三環系抗うつ薬(TCA)のクロミプラミン塩酸塩(商品名:アナフラニール)には、以下のような副作用がみられることがあります。
・ドライマウス
・眠気
・視界がぼやける
・振戦(ふるえ)
・心悸亢進(しんきこうしん)
・便秘
・排尿困難
以下のようなベンゾジアゼピン系抗不安薬が使われます。
・ロラゼパム(商品名:ワイパックス)
・アルムラゾラム(商品名:ソラナックス、コンスタン)
・ブロマゼパム(商品名:レキソタン、セニラン)
・ジアゼパム(商品名:セルシン、ホリゾン)
・クロチアゼパム(商品名:リーゼ)
・エチゾラム(商品名:デパス)
・ロフラゼプ酸エチル(商品名:メイラックス)
抗うつ薬を処方されている場合は、勝手に服用をやめないことが非常に重要です。突然服用を止めると離脱症状を起こすことがあります。やめるときは医師の指示のもと、徐々に服用量を下げなくてはなりません。

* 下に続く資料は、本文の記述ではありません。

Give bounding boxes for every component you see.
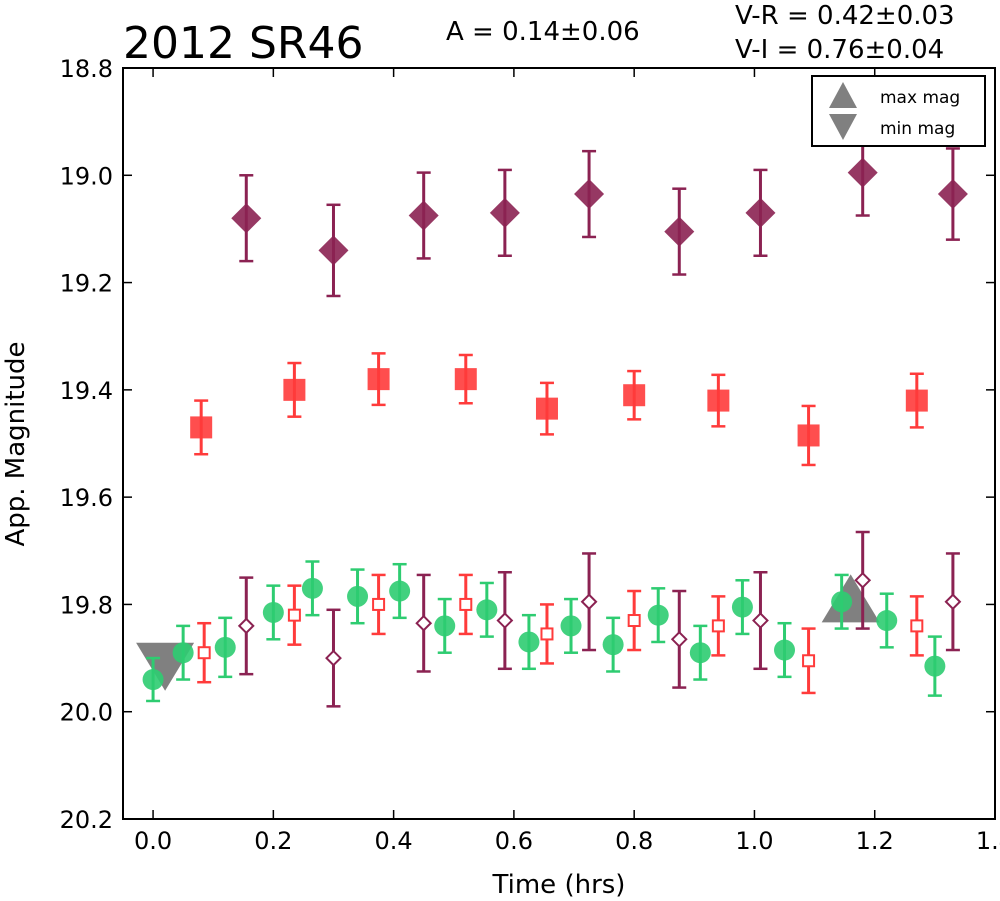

β遮断薬は、高血圧などの心血管疾患を治療するためによく使用されます。心拍数を低下させ、血圧を下げ、動悸(どうき)などの不安症状を軽減するために処方されることもあります。プロプラノロール(商品名:インデラル)は、不安を治療するために一般的に使用されるβ遮断薬です。以下のような副作用がみられることがあります。
・胃の問題
・指先の冷え
・疲労
・睡眠障害
恐怖症の治療は、対話療法やCBTが中心です。投薬治療は、恐怖症による不安を和らげるためのものであることを覚えておいてください。
いずれにしても、恐怖症はひとりで悩まず、医師やカウンセラーといっしょに、ゆっくり時間をかけて治していくことが必要ですね。